Platform Integration Points
River Agents consume the following RiverGen platform components. Each integration point is a hard dependency -- the component must be available for the described functionality to work.
| Component | Integration Point | What Breaks Without It |
|---|---|---|
| Reasoning engine (river-agent :8007) | Context bundle POST for every agent run | All executions fail; no reasoning is possible |
| TLO Gateway :8001 | Tool dispatch, JWT validation, ACL enforcement | No tools can be invoked; no external actions |
| Temporal.io | Workflow orchestration, workflow.await() for approval gates, retry and timeout handling | Approval gates become synchronous (blocking); retry policies are lost; no durable execution |
PostgreSQL (river_agents schema) | Agent state, version history, execution records, audit log, approval requests | All state is lost; platform cannot function |
| Redis | Agent context caching, session state, rate limiting | Performance degrades; rate limiting is bypassed |
| Qdrant | Semantic search in tool calls, knowledge base retrieval for support/analyst agents | Knowledge retrieval tools fail; affects customer support and data analyst categories |
| Novu | Approval request notifications, agent alert delivery | Approvers are not notified; approval gates time out |
| MinIO | Report and export artifact storage for analyst and executive categories | Report generation tools fail; artifacts cannot be stored |
| WebSocket (via TLO) | Live execution feed consumed by the Run Detail UI | Live log view is unavailable; executions still complete |
Key Architectural Decisions
These are the non-obvious decisions made during the design of River Agents. Understanding the rationale helps when evaluating changes or debugging edge cases.
river-agent is stateless by design
All state -- agent configuration, persistent memory, execution context -- lives in PostgreSQL and is assembled by the Backend before each call to river-agent. river-agent receives a complete context bundle and returns a complete reasoning result. This means river-agent scales horizontally with no coordination overhead and can be restarted at any point without affecting in-flight executions (Temporal handles re-delivery).
Action levels are enforced downstream of the reasoning output
The LLM cannot be trusted to self-enforce autonomy boundaries.
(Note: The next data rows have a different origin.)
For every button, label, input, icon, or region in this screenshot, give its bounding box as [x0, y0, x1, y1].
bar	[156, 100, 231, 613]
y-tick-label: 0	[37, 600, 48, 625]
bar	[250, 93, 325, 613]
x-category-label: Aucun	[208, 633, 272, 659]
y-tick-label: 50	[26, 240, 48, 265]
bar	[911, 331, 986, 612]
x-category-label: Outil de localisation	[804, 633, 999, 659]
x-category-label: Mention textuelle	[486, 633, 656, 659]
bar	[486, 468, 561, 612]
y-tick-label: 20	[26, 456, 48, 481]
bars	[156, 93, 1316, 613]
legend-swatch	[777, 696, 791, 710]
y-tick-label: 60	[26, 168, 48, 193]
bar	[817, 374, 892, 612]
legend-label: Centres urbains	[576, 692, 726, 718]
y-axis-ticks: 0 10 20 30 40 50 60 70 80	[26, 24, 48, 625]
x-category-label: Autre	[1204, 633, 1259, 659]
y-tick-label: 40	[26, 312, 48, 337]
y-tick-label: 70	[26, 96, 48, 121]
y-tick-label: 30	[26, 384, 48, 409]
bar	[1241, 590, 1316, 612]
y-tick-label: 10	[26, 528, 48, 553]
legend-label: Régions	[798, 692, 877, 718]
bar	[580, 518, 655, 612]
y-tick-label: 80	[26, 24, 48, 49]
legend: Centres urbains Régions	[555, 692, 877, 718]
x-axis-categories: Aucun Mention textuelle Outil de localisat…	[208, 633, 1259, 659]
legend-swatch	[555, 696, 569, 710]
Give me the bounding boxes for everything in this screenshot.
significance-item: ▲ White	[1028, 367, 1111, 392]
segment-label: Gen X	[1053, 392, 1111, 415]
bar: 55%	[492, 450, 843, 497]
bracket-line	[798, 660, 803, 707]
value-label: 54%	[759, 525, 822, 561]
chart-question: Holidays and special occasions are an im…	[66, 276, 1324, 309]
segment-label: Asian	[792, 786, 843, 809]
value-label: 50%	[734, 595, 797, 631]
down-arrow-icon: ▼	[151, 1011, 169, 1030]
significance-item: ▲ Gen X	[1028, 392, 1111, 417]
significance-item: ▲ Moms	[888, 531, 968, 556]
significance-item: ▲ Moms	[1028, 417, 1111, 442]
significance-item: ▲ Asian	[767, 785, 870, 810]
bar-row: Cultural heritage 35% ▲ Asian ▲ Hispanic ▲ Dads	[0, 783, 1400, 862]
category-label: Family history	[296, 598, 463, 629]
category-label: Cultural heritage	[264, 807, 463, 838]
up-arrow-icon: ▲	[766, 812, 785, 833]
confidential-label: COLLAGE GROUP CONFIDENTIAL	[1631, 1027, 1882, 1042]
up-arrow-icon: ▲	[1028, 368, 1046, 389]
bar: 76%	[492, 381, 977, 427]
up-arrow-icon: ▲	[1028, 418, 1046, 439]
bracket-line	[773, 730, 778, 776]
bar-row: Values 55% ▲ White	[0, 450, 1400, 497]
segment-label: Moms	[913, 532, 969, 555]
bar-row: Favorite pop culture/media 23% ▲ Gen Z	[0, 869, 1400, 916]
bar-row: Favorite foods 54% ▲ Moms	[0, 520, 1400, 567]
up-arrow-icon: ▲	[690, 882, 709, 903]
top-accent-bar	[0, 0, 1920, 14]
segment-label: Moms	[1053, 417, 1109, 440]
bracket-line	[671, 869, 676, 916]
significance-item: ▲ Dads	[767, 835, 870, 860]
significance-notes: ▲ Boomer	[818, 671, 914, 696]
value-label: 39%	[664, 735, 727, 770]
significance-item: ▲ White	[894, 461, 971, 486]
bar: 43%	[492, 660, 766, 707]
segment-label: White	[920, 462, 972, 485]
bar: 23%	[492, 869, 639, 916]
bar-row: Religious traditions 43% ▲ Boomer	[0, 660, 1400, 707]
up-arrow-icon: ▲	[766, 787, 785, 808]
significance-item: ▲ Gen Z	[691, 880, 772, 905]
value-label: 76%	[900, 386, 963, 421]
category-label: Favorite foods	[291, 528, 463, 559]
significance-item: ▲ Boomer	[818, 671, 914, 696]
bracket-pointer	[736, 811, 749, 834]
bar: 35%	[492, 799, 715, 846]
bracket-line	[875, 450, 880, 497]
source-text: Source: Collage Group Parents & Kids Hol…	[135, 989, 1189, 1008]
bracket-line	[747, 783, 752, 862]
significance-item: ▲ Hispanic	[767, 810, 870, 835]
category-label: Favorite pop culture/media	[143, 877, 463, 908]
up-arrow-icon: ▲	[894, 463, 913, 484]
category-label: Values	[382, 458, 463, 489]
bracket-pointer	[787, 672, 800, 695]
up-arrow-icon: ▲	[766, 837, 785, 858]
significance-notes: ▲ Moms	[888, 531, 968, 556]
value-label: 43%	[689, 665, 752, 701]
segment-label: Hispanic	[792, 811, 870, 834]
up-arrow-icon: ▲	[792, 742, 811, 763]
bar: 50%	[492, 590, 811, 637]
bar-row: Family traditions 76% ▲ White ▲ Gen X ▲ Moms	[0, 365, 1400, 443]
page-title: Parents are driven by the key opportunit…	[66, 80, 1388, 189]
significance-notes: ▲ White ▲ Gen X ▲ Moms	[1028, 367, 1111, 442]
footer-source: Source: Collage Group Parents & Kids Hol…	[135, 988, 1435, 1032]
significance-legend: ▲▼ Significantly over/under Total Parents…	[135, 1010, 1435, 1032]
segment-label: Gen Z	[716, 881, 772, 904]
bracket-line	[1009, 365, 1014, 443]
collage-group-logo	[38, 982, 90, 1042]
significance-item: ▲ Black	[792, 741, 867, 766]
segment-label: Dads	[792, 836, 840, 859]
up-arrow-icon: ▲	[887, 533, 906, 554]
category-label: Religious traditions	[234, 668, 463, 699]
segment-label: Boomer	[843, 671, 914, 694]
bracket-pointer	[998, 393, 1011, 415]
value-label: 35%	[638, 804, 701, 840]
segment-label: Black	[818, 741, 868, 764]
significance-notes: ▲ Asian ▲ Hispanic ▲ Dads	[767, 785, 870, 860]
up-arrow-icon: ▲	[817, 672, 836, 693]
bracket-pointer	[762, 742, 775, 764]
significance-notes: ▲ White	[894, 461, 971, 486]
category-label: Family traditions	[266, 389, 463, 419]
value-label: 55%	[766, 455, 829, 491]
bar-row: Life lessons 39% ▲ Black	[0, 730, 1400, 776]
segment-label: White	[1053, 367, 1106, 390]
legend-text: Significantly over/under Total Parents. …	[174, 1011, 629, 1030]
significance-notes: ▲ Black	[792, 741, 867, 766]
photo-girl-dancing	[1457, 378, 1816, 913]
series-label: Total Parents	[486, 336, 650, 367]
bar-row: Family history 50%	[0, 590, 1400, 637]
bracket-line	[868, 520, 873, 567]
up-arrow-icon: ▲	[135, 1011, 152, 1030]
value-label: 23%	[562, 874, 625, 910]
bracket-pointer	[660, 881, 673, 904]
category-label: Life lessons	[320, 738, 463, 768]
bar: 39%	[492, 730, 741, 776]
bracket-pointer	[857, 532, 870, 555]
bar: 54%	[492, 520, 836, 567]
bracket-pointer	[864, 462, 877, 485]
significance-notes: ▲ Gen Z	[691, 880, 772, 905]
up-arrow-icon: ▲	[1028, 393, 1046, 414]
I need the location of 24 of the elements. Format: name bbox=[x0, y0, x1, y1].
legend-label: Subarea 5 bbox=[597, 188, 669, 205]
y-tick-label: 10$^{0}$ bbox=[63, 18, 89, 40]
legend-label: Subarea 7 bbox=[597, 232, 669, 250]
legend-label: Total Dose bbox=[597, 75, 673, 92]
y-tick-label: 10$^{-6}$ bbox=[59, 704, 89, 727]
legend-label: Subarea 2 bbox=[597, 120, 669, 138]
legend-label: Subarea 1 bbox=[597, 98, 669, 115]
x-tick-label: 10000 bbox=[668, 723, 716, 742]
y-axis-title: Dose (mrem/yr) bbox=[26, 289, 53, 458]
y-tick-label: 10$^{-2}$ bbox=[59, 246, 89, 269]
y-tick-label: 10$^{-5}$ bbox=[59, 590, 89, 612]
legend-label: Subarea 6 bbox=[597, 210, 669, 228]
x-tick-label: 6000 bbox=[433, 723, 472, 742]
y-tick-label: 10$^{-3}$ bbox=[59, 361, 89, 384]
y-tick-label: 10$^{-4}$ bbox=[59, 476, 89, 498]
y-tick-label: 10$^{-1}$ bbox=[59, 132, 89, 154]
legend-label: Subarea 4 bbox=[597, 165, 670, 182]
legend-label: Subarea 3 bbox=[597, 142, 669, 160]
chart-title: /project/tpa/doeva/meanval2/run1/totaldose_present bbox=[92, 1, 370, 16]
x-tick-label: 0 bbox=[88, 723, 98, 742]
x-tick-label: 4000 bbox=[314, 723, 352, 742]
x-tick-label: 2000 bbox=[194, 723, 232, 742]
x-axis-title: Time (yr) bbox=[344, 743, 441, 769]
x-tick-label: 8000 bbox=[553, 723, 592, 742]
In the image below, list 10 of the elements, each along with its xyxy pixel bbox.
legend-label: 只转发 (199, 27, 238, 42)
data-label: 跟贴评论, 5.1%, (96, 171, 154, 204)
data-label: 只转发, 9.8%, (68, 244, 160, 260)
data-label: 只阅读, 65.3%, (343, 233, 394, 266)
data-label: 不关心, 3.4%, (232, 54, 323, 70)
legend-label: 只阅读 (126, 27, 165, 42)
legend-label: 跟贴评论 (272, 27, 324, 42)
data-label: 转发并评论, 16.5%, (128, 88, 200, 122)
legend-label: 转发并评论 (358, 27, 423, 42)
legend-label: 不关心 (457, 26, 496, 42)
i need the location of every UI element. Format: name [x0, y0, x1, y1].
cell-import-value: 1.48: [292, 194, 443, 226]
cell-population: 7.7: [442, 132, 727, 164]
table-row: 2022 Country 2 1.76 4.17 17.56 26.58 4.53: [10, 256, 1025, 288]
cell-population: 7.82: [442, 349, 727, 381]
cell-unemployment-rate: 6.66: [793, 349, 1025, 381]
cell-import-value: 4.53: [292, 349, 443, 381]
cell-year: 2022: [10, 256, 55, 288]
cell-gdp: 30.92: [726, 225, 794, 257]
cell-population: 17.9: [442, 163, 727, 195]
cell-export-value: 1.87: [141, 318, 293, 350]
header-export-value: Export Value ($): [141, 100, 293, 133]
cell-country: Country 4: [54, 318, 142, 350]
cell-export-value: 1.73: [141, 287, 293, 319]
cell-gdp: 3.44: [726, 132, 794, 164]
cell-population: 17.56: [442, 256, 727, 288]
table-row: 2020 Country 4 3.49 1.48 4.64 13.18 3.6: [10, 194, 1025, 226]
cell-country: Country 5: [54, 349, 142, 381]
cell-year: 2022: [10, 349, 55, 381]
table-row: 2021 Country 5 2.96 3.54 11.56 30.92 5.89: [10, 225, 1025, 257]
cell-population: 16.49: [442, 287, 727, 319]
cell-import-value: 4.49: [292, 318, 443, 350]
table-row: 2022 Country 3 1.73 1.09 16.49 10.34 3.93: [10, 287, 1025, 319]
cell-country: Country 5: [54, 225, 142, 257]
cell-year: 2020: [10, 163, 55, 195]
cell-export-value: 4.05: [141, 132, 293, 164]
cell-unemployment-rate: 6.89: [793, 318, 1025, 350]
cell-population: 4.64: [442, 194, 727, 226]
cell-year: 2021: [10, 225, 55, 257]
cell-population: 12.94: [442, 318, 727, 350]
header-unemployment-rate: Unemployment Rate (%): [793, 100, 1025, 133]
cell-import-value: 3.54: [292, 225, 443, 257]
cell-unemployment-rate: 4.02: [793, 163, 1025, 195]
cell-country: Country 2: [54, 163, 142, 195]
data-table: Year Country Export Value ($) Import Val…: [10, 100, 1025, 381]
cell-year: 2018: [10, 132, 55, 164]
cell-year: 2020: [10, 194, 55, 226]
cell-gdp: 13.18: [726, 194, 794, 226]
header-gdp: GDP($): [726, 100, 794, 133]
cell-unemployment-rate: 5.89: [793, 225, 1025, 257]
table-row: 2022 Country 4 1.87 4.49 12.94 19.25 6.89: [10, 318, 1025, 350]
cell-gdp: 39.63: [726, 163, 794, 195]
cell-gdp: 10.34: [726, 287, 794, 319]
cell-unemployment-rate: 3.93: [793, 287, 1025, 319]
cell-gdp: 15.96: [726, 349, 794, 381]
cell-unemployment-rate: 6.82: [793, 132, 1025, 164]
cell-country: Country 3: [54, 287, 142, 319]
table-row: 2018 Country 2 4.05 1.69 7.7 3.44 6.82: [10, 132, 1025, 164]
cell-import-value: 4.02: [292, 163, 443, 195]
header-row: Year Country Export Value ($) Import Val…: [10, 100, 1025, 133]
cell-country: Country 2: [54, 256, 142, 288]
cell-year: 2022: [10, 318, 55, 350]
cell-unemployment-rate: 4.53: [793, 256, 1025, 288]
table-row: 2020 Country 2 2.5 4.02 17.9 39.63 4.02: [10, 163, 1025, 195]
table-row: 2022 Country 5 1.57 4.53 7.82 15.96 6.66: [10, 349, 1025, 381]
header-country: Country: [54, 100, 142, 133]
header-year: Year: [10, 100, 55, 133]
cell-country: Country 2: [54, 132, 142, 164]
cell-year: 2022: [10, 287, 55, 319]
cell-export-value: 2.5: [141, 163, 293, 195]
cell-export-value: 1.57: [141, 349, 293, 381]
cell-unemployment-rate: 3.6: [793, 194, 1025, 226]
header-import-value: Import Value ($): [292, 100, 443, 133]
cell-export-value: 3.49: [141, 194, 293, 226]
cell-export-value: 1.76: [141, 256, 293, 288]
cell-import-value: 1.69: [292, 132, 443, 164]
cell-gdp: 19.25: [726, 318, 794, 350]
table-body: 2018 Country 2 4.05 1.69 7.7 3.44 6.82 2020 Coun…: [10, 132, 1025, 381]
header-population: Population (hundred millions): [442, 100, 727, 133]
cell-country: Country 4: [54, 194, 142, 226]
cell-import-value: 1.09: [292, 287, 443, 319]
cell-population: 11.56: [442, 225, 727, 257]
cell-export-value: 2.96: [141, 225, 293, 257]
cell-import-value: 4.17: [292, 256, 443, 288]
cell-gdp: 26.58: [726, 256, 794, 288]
If river-agent reasons toward a write action that the action level disallows, the enforcement happens in the Backend governance layer and TLO Gateway ACL check -- not in the prompt. This means governance is not prompt-engineering. A compromised or hallucinating model cannot bypass the action level by reasoning around a restriction in the instruction set.
Temporal is used for approval hibernation, not a custom wait loop
When an approval gate is triggered, the Temporal workflow suspends via workflow.await(). There is no polling, no scheduled job checking for resolution, and no in-memory state that could be lost on a Backend restart. The workflow resumes only when an explicit signal is sent from the Backend on approval resolution. This makes approval gates durable across restarts, arbitrarily long-lived, and zero-cost in terms of compute during the wait.
TLO Gateway is the single security boundary for all tool dispatch
Neither river-agent nor the Backend dispatches tool calls directly to external systems. All tool invocations pass through TLO Gateway, which re-validates the per-tool ACL at dispatch time using the propagated JWT context. This means ACL changes take effect immediately on the next tool call, even within a running execution. It also means no internal service can execute a tool by bypassing TLO.
Versioning is immutable
Once an agent version is deployed, its configuration snapshot in agent_versions is write-locked. Any configuration change on a deployed agent creates a new version. This ensures that the exact configuration that produced any execution can be retrieved from the audit trail -- the agent_version_id on every agent_executions record is a stable pointer to the full configuration at run time. Rollback is a version promotion, not a revert.